FELIX KURZ ist Vorstandsvorsitzender der „Gesellschaft für deutsch-chinesische Freundschaft Mannheim/Rhein-Neckar (GDCF MRN) e.V." und Vizepräsident der „Arbeitsgemeinschaft Deutscher China-Gesellschaften (ADCG) e.V.". 1979 gehörte er zu den Gründern der alternativen „tageszeitung", für die er neun Jahre als Redakteur arbeitete. Von September 1988 bis Dezember 2006 arbeitete er als Redakteur und Spezialist für investigative Recherchen beim deutschen Nachrichtenmagazin „Der SPIEGEL" in den Redaktionsvertretungen Mainz, Erfurt, Frankfurt und Stuttgart. 2012 initiierte Kurz mit Klaus Schlappner und Dr. Norbert Egger das 1. deutsch-chinesische Jugend-Fußballturnier in Mannheim. Inzwischen erlebt dieses große Jugendaustauschprojekt seine 5. Auflage mit vier chin. Teams, das abwechselnd in Deutschland und China durchgeführt wird.

Frage: Wie sind Sie denn überhaupt mit China in Berührung gekommen? Erinnern Sie sich noch an Ihre erste Begegnung mit China?

Kurz: An meine erste Reise nach China erinnere ich mich sogar sehr gut. Das war 1990, ich war Mitglied einer Delegation von Rheinland-Pfalz, die der damalige Ministerpräsident Carl-Ludwig Wagner leitete. Wir waren die erste offizielle deutsche Delegation nach 1989 in China. Die Ziele der Reise waren die Beziehungen zwischen der südchinesischen Partnerprovinz Fujian und Rheinland-Pfalz weiter zu vertiefen und mit der chinesischen Regierung besser ins Gespräch zu kommen.

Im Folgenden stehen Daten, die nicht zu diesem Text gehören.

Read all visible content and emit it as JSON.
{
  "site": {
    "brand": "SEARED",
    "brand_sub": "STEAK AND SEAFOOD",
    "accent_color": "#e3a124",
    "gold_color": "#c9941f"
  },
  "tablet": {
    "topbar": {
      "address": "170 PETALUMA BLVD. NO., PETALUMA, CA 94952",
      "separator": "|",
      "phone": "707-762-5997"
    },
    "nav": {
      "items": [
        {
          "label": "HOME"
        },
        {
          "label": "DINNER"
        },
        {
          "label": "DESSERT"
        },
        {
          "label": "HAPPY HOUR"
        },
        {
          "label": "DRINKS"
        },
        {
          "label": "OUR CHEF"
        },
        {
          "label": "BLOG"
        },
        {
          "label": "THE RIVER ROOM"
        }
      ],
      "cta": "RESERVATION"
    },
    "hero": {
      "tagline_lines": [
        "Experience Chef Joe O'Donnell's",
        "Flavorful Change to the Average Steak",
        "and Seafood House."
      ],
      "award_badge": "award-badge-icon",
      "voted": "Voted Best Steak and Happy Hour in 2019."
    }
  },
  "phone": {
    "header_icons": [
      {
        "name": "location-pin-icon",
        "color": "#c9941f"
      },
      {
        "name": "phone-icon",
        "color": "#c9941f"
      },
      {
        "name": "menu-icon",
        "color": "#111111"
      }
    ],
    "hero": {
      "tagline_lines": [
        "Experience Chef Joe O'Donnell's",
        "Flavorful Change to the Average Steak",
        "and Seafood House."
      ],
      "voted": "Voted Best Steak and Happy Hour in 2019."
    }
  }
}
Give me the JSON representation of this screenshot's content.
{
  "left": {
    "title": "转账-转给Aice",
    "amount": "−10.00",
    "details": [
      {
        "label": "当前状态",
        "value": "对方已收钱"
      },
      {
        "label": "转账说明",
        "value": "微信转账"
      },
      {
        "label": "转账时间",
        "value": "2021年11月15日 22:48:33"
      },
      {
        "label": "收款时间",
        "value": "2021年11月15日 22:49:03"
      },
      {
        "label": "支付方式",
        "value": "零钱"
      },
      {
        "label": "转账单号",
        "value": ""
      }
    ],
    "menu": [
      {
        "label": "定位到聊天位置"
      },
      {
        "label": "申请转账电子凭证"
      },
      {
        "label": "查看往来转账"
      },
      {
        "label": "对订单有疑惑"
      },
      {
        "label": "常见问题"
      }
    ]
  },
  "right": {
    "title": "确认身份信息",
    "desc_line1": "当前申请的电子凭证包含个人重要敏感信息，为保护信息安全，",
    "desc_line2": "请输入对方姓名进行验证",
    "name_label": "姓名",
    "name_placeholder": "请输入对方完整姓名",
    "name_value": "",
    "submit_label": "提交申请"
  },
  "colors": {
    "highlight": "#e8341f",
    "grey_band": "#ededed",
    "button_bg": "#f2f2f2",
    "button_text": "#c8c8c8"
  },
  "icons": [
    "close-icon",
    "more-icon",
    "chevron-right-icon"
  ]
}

Wir haben die Universität in Fuzhou, den Gouverneur und den Parteisekretär der Provinz Fujian besucht. Danach sind wir nach Beijing zu einem Treffen mit dem damaligen Ministerpräsidenten Li Peng gereist. Das war einprägsame Reise. Seitdem habe ich den Wunsch, immer wieder nach China zu reisen.

Frage: Was hat Sie an China so fasziniert, dass Sie dabeigeblieben sind?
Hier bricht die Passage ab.